In a nutshell, every two years the United Nations General Assembly passes a resolution condemning extrajudicial, summary and arbitrary executions. The resolution includes specific mention of groups meriting special consideration for not-killing, including “national or ethnic, religious or linguistic minorities”, “refugees, internally displaced persons,migrants, street children or members of indigenous communities” and “Human rights defenders, lawyers, journalists or demonstrators”.

For the past decade, this resolution has contained special mention of  “all killings committed for any discriminatory reason, including sexual orientation”.

This year, African and Islamic countries ganged up to put the kibosh on those three words in a 79-70 vote. “Blah blah redundant blah technicality blah,” they said.

The Reuters story from last week is here. From that:

The resolution, which is expected to be formally adopted by the General Assembly in December, specifies many other types of violence, including killings for racial, national, ethnic, religious or linguistic reasons and killings of refugees, indigenous people and other groups.

“It’s a step backwards and it’s extremely disappointing that some countries felt the need to remove the reference to sexual orientation, when sexual orientation is the very reason why so many people around the world have been subjected to violence,” said Philippe Bolopion of Human Rights Watch.
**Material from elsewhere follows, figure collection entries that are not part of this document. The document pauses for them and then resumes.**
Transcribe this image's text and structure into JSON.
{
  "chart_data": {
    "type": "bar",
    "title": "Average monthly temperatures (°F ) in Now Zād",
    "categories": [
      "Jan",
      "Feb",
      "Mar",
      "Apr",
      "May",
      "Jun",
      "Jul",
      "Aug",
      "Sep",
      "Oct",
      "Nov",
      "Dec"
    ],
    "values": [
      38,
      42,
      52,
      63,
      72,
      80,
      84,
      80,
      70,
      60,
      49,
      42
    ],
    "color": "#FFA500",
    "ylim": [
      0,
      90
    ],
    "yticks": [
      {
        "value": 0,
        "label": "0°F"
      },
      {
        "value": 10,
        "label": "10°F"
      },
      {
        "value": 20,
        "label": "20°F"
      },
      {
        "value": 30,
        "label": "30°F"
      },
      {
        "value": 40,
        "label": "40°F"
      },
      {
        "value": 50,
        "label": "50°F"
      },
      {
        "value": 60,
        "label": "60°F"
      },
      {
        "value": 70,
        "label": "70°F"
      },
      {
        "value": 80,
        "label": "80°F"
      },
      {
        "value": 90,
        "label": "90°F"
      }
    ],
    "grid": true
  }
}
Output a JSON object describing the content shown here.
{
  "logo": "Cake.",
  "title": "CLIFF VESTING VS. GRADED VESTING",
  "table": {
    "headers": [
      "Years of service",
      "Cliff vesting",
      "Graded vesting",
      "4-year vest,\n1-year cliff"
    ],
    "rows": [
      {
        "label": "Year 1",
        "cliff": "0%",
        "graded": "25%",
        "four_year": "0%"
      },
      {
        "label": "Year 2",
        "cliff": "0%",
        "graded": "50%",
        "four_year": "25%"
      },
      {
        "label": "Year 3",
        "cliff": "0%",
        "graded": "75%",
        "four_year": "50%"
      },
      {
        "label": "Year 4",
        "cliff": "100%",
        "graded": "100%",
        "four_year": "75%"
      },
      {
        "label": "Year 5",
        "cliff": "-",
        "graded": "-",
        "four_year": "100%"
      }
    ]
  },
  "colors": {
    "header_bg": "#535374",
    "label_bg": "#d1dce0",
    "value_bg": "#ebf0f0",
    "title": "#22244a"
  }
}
Want more? Patrick Strudwick’s analysis in the Guardian is spot-on:

it’s not just cowardice and “cultural respect” taken to its unethical extreme here. Until there are some common beliefs agreed on between member states over the nature of homosexuality, any hope for progressive dialogue is severely impaired.

Many member states don’t recognise homosexuality as a concept or an identity. The belief, too, that homosexuality is a western “problem” or “disease” is widespread. More endemic, particularly in Africa and the Middle East, is the notion that being gay is a choice. This is why American “reparative therapists” – those who believe homosexuality is a “broken” sexuality that can be “cured” by prayer and therapy – have been welcomed in Uganda and Kenya to whip up anti-gay sentiment.